At the time of my first visit, the Inquisition archive—officially, the Archivio della Congregazione per la Dottrina della Fede—spilled from room to room and floor to floor in the palazzo’s western wing, filling about twenty rooms in all. It was under twenty-four-hour papal surveillance, watched over by a marble bust of Pius XII, a stern and enigmatic pontiff and now a candidate for sainthood, despite his troubling record in the face of the Holocaust. Pius was assisted in his duties by the sixteenth-century cardinal-inquisitor and papal censor Robert Bellarmine, whose portrait dominated a nearby wall, larger in oil than he was in life. The rooms were bathed in a soft yellow light. A spiral staircase connected upper and lower levels. Dark bookshelves stood in tight rows, sagging under thick bundles of documents. Many were tied up with string in vellum wrappers, like so much laundry. Others were bound as books. The spines displayed Latin notations in an elegant antique hand. Some indicated subject matter: “
De Spiritismo,
” “
De Hypnotismo,
” “
De Magnetismo Animale.
” Most were something else entirely. They contained the records of individual cases and also the minutes of the Inquisition’s thrice-weekly meetings going back half a millennium.
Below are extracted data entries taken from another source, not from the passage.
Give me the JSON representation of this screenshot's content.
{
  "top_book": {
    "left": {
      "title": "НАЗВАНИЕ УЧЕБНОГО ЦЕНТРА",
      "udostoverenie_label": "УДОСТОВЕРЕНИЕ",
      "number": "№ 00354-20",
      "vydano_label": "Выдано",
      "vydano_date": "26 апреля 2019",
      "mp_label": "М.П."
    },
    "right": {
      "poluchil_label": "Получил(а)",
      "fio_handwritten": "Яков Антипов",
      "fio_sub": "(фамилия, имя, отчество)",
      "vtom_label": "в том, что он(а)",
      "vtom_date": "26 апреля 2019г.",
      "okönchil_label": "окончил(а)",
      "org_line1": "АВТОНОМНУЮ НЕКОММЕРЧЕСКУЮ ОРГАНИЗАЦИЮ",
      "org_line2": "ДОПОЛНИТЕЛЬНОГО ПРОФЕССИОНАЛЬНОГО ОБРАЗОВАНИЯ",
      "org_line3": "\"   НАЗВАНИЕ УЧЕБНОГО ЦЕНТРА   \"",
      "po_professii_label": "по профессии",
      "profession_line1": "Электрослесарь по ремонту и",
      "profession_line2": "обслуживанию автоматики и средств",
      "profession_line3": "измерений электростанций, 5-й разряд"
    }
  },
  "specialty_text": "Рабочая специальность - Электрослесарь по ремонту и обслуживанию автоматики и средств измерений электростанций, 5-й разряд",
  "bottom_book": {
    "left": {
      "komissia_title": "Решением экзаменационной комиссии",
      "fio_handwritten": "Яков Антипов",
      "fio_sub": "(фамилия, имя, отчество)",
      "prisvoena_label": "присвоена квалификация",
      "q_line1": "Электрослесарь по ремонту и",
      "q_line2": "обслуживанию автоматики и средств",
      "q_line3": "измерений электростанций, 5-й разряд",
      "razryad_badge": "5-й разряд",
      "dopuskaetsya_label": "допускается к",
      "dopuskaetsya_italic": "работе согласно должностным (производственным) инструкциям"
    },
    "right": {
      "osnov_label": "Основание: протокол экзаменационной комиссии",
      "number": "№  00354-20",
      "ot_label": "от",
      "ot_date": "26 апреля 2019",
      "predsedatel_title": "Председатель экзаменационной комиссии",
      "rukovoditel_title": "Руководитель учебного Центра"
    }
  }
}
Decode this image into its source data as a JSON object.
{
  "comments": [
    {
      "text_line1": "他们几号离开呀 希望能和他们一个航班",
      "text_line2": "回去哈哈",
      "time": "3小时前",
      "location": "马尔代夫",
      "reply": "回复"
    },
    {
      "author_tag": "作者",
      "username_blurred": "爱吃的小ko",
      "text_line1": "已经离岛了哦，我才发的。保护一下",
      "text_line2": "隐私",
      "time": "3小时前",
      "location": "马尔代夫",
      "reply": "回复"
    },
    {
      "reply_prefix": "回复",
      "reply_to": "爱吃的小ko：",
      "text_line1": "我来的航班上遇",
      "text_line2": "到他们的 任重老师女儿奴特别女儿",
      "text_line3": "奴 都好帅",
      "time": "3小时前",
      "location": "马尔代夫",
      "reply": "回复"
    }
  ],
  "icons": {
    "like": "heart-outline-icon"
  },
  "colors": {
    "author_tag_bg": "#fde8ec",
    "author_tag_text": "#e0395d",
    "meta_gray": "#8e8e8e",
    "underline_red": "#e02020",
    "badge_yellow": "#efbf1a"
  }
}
The meetings were held on Tuesdays, Thursdays, and Saturdays, and the pope himself presided once a week.

The cataloguing is by modern standards haphazard, even chaotic, reflecting centuries of handling and the peculiar organizational psychology of the Holy See. As one scholar has noted, the Vatican archives were arranged in a way that made sense for the curia, not for the convenience of modern historians.
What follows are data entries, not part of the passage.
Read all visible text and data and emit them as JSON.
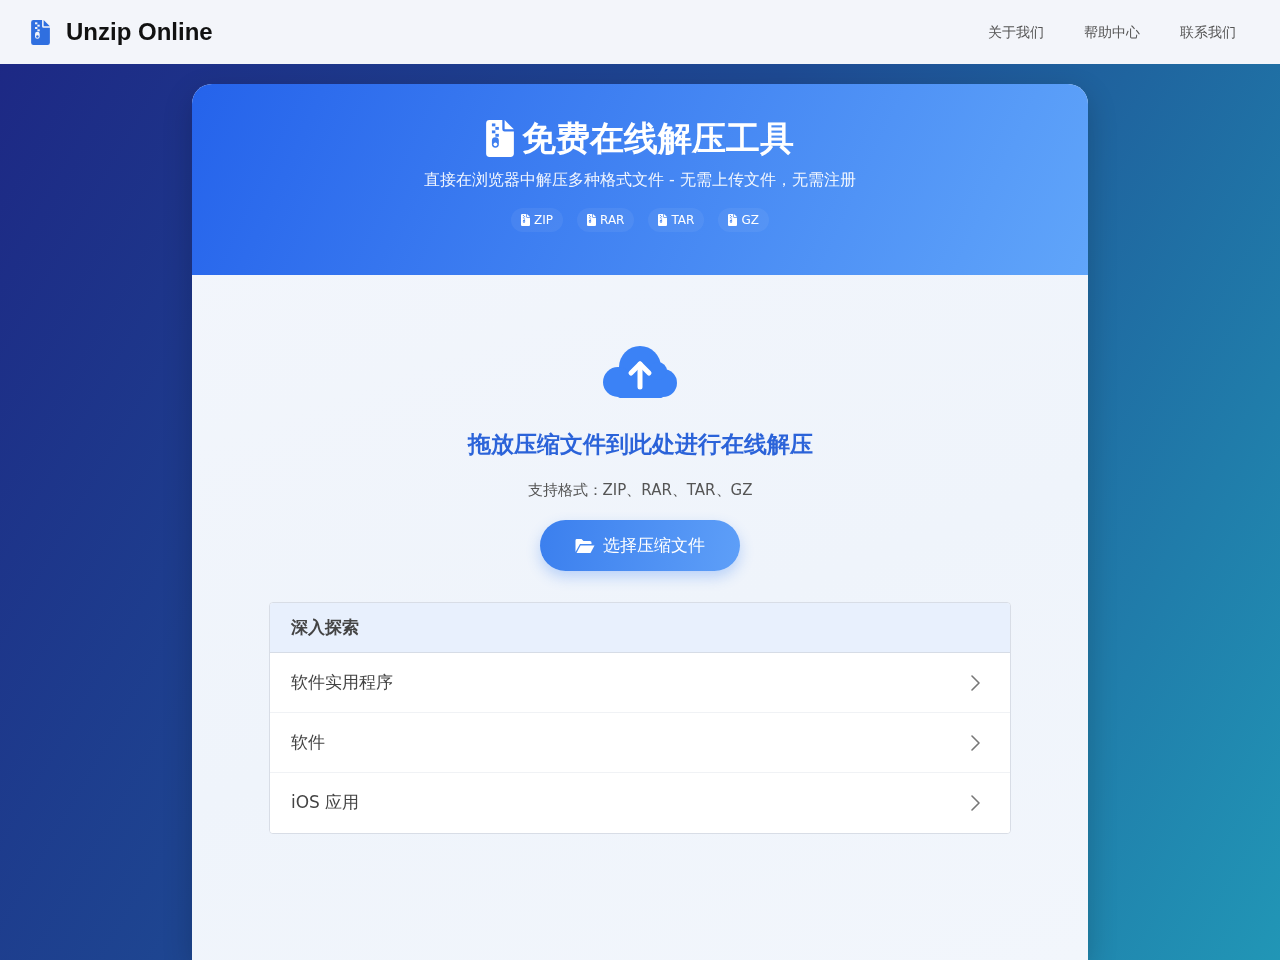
{
  "navbar": {
    "brand": "Unzip Online",
    "links": [
      "关于我们",
      "帮助中心",
      "联系我们"
    ]
  },
  "hero": {
    "title": "免费在线解压工具",
    "subtitle": "直接在浏览器中解压多种格式文件 - 无需上传文件，无需注册",
    "formats": [
      "ZIP",
      "RAR",
      "TAR",
      "GZ"
    ]
  },
  "dropzone": {
    "heading": "拖放压缩文件到此处进行在线解压",
    "hint": "支持格式：ZIP、RAR、TAR、GZ",
    "button": "选择压缩文件"
  },
  "explore": {
    "title": "深入探索",
    "items": [
      "软件实用程序",
      "软件",
      "iOS 应用"
    ]
  }
}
Pull down a bundle and you may stumble on internal deliberations over the censorship of René Descartes. Pull down another and you may discover some Renaissance cardinal-inquisitor’s personal papers: the original handwritten records of all his investigations, chronologically arranged; a bureaucratic autobiography—he was proud of what he had achieved—with reflective comments scrawled in the margins; and here and there a small black cross indicating that a sentence had been duly carried out. Pull down a third bundle and you may find an account of a routine meeting, the sudden insertion here and there of several black dots by the notary indicating that the inquisitors had gone into executive session and the notary had been dismissed from the room—a more reliable procedure than the modern practice, employed by intelligence and law-enforcement agencies, of “redacting” a sensitive document with heavy black bars. No court order or Freedom of Information Act can unlock what the black dots conceal.

The atmosphere in the reading room is one of warmth and stillness. Hints of slowly crumbling leather hang in the air. A few scholars sit at tables. No one talks:
silentio
is the explicit rule. Espresso must be left outside. Smoking is prohibited. The physical experience is that afforded by any ancient library, enfolding and reassuring—which serves only to heighten a sense of psychic disconnection. When the Archivio was first opened, a Vatican official, Cardinal Achille Silvestrini, expressed the hope that it might contain “some pleasant surprises.”
But the record preserved on the millions of pages in these rooms is mainly grim: a record of lives disrupted and sometimes summarily put to an end; of ideas called into question and often suppressed; of voices silenced, temporarily or forever; of blind bureaucratic inertia harnessed to moral certainty and to earthly and spiritual power. It is a record of actions taken in the name of religion, though the implications go beyond religion.